Today's Word:
Acts 9:31-42 (The Church at peace; Peter heals the paraplegic Aeneas and raises Dorcas from the dead)
Psalm 116:12-17 (How shall I make a return to the Lord for all the good he has done for me?)
John 6:60-69 (The Bread of Life Discourse VII: "Do you also want to leave?")
Acceptance. Easy for some things, difficult in others.
If I won the big prize in the lottery, that would be relatively easy to accept.
Why is it, then, that something much more lasting than the lottery cash prize - which, by the way, also effects a change in lifestyle - is at times, so hard to accept? Is the concept of life at peace with the Creator so far-fetched from reality; are the temptations too great, that it is so hard to accept the manner of life that comes with it?
That is the whole point of the Bread of Life Discourse. I haven't paid much attention to the ongoing dialogue this week - not because it is hard to wrap around, but because the stories of Deacons Stephen and Philip, and the conversion of Saul played larger to me. (Reading deeper this week I realized that it was not the Apostle Philip but another of the first seven deacons who preached to the Samarians and the Ethiopian official; that is an important point that is often missed.) I will also have another opportunity to reflect on the whole of the Bread of Life Discourse later this summer as John 6 is proclaimed over six weeks beginning in July.
The conclusion of this discourse is possibly the only place in John's Gospel where Jesus in his humanity might be wondering what to do next. Thousands of people were fed miraculously, and wanted more. They so desperately wanted to believe in Jesus. Yet, signs and wonders were not what it was all about. There was much more - but it meant a change of heart and of ways. It meant taking a risk that some simply thought they couldn't take, and as a result, many disciples stopped following Jesus and returned to their previous way of life.

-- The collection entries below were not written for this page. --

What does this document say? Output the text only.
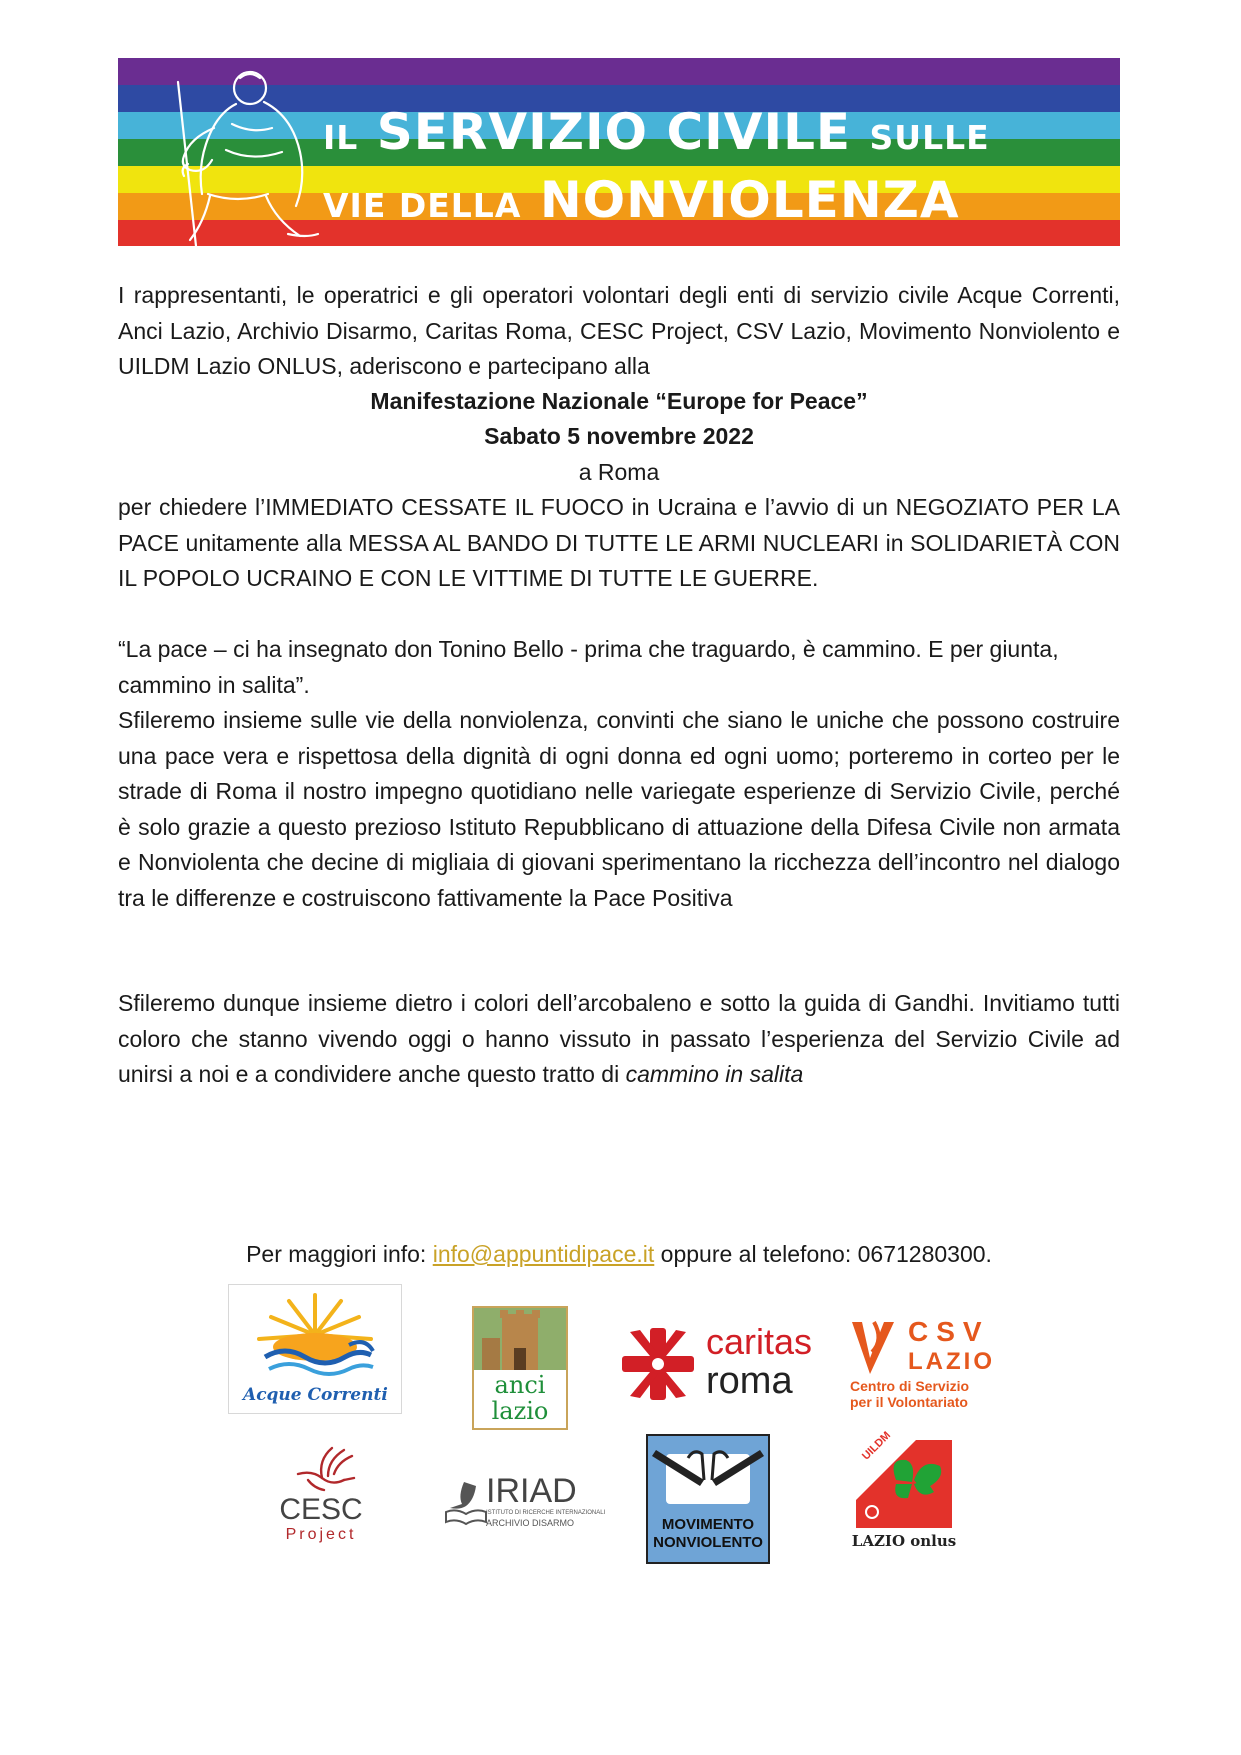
IL SERVIZIO CIVILE SULLE
VIE DELLA NONVIOLENZA

I rappresentanti, le operatrici e gli operatori volontari degli enti di servizio civile Acque Correnti, Anci Lazio, Archivio Disarmo, Caritas Roma, CESC Project, CSV Lazio, Movimento Nonviolento e UILDM Lazio ONLUS, aderiscono e partecipano alla

Manifestazione Nazionale “Europe for Peace”

Sabato 5 novembre 2022

a Roma

per chiedere l’IMMEDIATO CESSATE IL FUOCO in Ucraina e l’avvio di un NEGOZIATO PER LA PACE unitamente alla MESSA AL BANDO DI TUTTE LE ARMI NUCLEARI in SOLIDARIETÀ CON IL POPOLO UCRAINO E CON LE VITTIME DI TUTTE LE GUERRE.

“La pace – ci ha insegnato don Tonino Bello - prima che traguardo, è cammino. E per giunta, cammino in salita”.

Sfileremo insieme sulle vie della nonviolenza, convinti che siano le uniche che possono costruire una pace vera e rispettosa della dignità di ogni donna ed ogni uomo; porteremo in corteo per le strade di Roma il nostro impegno quotidiano nelle variegate esperienze di Servizio Civile, perché è solo grazie a questo prezioso Istituto Repubblicano di attuazione della Difesa Civile non armata e Nonviolenta che decine di migliaia di giovani sperimentano la ricchezza dell’incontro nel dialogo tra le differenze e costruiscono fattivamente la Pace Positiva

Sfileremo dunque insieme dietro i colori dell’arcobaleno e sotto la guida di Gandhi. Invitiamo tutti coloro che stanno vivendo oggi o hanno vissuto in passato l’esperienza del Servizio Civile ad unirsi a noi e a condividere anche questo tratto di cammino in salita

Per maggiori info: info@appuntidipace.it oppure al telefono: 0671280300.
Acque Correnti	anci
lazio
caritas
roma
CSV
LAZIO
Centro di Servizio
per il Volontariato
CESC
Project
IRIAD
ISTITUTO DI RICERCHE INTERNAZIONALI
ARCHIVIO DISARMO	MOVIMENTO
NONVIOLENTO
UILDM
LAZIO onlus
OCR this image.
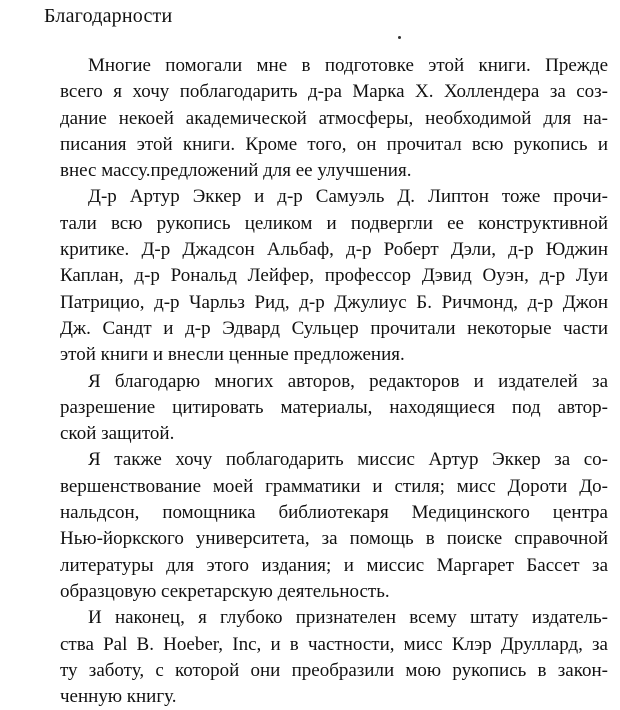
Благодарности

Многие помогали мне в подготовке этой книги. Прежде
всего я хочу поблагодарить д-ра Марка Х. Холлендера за соз-
дание некоей академической атмосферы, необходимой для на-
писания этой книги. Кроме того, он прочитал всю рукопись и
внес массу.предложений для ее улучшения.

Д-р Артур Эккер и д-р Самуэль Д. Липтон тоже прочи-
тали всю рукопись целиком и подвергли ее конструктивной
критике. Д-р Джадсон Альбаф, д-р Роберт Дэли, д-р Юджин
Каплан, д-р Рональд Лейфер, профессор Дэвид Оуэн, д-р Луи
Патрицио, д-р Чарльз Рид, д-р Джулиус Б. Ричмонд, д-р Джон
Дж. Сандт и д-р Эдвард Сульцер прочитали некоторые части
этой книги и внесли ценные предложения.

Я благодарю многих авторов, редакторов и издателей за
разрешение цитировать материалы, находящиеся под автор-
ской защитой.

Я также хочу поблагодарить миссис Артур Эккер за со-
вершенствование моей грамматики и стиля; мисс Дороти До-
нальдсон, помощника библиотекаря Медицинского центра
Нью-йоркского университета, за помощь в поиске справочной
литературы для этого издания; и миссис Маргарет Бассет за
образцовую секретарскую деятельность.

И наконец, я глубоко признателен всему штату издатель-
ства Pal B. Hoeber, Inc, и в частности, мисс Клэр Друллард, за
ту заботу, с которой они преобразили мою рукопись в закон-
ченную книгу.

Seeing this, Jesus takes this as an opportunity to ask the soon-to-be apostles: "Do you also want to leave?"
Peter speaks up. Remember, this is the guy who wanted to build three temples at the scene of the Transfiguration, and would deny he even knew Jesus. What's he going to say this time?
"Master, to whom shall we go?"
Acceptance.
We're blessed by this and by anyone who 'hangs in there' when the path is not clear. This makes it possible for the rest of us who may stray from the path to receive the prayers and grace to return to it.